Changing The Narrative

Redbox is a rental service that lends customers entertainment through movie and game titles via kiosks at grocery stores, convenience stores, restaurants and most recently on-demand. The company had reached an all time revenue high in 2013, but saw steady decline each subsequent year while neglecting their gamer base. The brand needed a repositioning  to both win back previous customers and gain new ones.

I saw an opportunity to reposition the brand as a disruptor and in doing so cement them as a force of change in an ever growing industry.

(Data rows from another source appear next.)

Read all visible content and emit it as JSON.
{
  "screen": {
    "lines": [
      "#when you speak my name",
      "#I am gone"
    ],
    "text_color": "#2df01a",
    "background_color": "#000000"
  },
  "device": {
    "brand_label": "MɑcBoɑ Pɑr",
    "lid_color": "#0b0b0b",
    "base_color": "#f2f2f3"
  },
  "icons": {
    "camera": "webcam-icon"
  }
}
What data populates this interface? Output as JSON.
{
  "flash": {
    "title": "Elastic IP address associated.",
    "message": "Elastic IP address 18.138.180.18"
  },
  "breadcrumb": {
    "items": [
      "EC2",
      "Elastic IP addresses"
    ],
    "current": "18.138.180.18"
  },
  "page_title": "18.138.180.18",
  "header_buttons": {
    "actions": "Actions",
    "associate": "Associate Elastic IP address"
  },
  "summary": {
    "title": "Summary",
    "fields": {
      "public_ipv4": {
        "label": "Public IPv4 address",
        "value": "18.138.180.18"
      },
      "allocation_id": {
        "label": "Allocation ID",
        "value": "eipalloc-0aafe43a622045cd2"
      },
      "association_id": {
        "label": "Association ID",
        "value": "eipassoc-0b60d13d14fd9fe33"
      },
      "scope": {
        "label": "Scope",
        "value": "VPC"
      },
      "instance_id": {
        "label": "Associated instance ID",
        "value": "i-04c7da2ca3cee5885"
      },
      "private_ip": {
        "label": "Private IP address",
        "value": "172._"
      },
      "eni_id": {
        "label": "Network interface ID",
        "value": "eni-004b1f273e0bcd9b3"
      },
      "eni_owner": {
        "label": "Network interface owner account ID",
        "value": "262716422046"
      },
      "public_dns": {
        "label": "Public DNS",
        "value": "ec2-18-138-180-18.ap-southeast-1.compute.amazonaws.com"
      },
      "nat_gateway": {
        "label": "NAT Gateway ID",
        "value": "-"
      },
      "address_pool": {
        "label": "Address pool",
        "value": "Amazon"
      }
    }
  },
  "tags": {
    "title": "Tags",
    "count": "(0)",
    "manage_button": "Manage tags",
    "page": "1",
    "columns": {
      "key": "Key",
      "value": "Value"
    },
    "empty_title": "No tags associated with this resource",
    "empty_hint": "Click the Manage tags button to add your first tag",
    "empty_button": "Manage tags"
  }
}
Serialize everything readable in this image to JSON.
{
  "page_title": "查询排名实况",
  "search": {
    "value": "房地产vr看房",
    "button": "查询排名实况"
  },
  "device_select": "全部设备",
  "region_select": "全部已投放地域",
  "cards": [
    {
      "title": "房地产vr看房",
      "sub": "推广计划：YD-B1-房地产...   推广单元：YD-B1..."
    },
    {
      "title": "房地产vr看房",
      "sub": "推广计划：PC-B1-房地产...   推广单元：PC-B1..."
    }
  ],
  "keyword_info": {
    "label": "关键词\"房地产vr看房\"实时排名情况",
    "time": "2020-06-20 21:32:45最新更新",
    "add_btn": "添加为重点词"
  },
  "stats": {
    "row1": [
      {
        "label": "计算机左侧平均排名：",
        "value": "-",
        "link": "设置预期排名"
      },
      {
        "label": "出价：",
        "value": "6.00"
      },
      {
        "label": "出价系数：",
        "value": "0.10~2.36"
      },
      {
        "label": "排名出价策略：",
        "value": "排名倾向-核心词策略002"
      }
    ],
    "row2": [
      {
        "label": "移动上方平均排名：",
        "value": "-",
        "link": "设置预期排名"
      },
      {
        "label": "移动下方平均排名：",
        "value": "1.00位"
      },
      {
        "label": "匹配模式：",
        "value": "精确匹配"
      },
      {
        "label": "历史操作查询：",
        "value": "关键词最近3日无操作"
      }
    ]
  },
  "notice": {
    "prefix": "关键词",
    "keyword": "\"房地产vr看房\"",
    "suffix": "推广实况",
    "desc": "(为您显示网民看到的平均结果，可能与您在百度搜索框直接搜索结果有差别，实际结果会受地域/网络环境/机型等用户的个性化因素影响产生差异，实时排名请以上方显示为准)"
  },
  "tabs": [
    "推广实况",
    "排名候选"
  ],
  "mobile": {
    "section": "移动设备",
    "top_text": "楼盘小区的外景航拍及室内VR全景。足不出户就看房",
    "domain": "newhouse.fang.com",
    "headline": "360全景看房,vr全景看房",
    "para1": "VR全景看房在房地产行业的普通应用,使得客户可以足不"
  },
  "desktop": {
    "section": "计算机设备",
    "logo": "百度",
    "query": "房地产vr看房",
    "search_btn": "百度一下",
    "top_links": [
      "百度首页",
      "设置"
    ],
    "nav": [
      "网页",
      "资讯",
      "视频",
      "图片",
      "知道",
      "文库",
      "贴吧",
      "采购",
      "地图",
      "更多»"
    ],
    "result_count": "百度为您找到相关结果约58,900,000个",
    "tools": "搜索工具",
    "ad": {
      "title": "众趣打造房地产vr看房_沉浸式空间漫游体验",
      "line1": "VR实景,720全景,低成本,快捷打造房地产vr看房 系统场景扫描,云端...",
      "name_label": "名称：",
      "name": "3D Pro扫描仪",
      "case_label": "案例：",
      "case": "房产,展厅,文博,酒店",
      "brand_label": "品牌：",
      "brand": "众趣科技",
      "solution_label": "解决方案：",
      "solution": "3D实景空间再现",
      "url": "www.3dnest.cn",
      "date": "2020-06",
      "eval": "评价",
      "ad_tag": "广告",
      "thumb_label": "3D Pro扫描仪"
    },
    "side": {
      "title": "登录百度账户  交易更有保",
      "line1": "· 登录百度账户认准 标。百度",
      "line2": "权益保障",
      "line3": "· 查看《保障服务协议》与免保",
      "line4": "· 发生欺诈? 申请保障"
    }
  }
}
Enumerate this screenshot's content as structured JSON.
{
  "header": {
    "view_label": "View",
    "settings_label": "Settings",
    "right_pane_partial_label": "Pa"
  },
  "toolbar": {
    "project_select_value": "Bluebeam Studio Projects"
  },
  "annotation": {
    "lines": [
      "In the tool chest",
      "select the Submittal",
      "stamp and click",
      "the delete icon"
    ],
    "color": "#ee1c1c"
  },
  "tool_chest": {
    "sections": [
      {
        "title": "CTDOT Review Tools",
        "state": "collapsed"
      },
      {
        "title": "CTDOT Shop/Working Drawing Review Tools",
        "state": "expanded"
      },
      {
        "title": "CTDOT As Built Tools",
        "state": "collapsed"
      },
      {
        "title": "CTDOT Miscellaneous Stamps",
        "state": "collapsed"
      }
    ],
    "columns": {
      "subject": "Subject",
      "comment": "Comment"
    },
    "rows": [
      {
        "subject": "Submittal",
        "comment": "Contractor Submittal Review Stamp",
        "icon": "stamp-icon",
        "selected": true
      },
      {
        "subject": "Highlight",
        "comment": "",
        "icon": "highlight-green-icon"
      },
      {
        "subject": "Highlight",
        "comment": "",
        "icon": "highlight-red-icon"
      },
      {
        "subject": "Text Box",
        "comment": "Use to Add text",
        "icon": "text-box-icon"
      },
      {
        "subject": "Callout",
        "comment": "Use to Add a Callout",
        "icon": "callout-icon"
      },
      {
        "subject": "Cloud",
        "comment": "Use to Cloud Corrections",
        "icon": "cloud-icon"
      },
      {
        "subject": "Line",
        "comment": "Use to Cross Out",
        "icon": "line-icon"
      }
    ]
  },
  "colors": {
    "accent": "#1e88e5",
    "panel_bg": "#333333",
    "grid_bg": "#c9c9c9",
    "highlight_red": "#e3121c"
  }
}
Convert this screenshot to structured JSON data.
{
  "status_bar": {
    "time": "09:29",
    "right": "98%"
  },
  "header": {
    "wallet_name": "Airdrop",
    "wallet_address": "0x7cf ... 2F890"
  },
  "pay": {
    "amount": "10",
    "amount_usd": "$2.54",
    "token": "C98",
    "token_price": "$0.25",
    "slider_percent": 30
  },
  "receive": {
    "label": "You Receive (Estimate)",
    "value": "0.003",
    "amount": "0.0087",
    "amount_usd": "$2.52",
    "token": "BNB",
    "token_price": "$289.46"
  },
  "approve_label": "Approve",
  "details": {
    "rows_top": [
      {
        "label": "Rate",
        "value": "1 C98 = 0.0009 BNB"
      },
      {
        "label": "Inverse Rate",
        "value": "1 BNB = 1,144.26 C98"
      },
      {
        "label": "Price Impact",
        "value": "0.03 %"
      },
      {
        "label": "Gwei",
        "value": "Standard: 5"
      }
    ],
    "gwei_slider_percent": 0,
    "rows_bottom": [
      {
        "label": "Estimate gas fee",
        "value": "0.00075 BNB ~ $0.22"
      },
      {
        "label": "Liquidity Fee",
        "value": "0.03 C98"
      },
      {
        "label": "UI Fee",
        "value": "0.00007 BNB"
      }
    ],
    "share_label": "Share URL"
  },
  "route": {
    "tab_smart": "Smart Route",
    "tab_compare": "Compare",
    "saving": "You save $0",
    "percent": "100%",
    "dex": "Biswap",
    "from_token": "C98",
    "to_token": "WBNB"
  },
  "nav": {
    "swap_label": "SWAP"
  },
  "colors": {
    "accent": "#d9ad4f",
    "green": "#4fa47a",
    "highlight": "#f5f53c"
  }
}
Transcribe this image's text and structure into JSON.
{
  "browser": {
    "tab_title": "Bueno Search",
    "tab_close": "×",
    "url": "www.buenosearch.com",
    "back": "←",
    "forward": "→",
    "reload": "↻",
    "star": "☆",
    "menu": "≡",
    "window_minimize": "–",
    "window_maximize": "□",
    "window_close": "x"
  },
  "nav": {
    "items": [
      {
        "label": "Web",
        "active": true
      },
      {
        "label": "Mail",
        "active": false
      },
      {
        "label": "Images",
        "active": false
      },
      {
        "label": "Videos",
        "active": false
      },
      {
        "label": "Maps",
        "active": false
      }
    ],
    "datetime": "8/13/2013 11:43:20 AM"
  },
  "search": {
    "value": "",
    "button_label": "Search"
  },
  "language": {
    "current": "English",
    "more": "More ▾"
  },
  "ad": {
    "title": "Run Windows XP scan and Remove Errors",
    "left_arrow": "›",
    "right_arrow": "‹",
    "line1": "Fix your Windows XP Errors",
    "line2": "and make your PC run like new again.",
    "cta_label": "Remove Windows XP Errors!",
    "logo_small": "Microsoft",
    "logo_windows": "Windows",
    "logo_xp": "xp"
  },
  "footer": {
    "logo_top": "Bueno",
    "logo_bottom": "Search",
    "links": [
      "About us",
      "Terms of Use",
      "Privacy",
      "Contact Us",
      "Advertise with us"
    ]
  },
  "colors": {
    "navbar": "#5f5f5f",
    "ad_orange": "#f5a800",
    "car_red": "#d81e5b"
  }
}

The Context Within The Consumer's Lens

For the better part of two decades, gaming has been a shining staple of the entertainment industry. That is until recently, with a growing number of the consumership reluctant to buy once popular new released titles. This is evident in the overall industry drop in preorder and release sales throughout a majority of the AAA title pool. This is mostly due to the growing concern of gamers over the quality and business gaming practices displayed by developers in recent years.

In my sit-downs with both new and tenured gamers, I found a consistent narrative when it came to the recent state of new game releases. Many of them ushering the theme of feeling jaded by what they deem “misleading practices of development companies” or “questionable content releases”.  All-be-it to say it is evident that a substantial portion of the industry’s consumer base lacks trust in the realm of what quality of content is being released to them. It is in this I found a gaming changing opportunity for Redbox to step in and render aid to growingly begrudent consumer base of such a passionate and hungry industry.



Video games are comparable to movies also because both are considered to have experience created value, meaning the consumers don’t know whether they like a game or not until they have actually played the game. Video games are high priced compared to movies or music and being experiential by nature, they possess high risk for the consumer
— Marchand et al


Setting The Framework

For many publishers, the years of substantially demoing titles have long been deceased. Gone are the days when magazines, media outlets or publications could get a lengthy in depth review process of a game and all it has to offer pre the release of an official gold title.

In often recent times many studios push money away from development dollars and into flash promos. Be-it their call or not, a lot of times these tactics mislead gamers into disappointing launch releases, leaving publishers afraid of consumer outcry and reluctant to participate in consumer-friendly pre-release open gaming reviews.

Brave studios in some cases do subtle previews which often mean popular streamers get a chance to preview small portions of a game often behind closed doors though the majority of consumers believe this is not enough.

Through this system of events, gamers are looking for a way to screen titles before they commit their hard earn dollars to an investment they can only hope pans out.




Taking On Goliath

Redbox has an unprecedented opportunity in front of them to position themselves in uncharted territory by not only becoming the go-to “try before you buy” entity of the industry, but also acts as a protection for gamers against the gouge of underdeveloped games. By acting as the gatekeeper of the industry, Redbox can position themselves in the space no entity has dared to go. Establishing themselves as cost efficient way to try a title without the commitment and threat of being scorned.

This process would also allows Redbox to partner with sub-communities like Twitch and Mixer, streaming services with a massive growing population of what the industry refers to as “hands-off gamers” to get a resurgence of dormant gamers to begin trying new games again.

This move would allow Redbox to stake their claim in the multi-billion dollar industry as the first major advocate for the consumer-first experience, while giving the leverage back to the consumer.

With the growing concern from avid gamers, I see an opportunity for Redbox to set a new precedent and address one of gaming’s biggest red spots.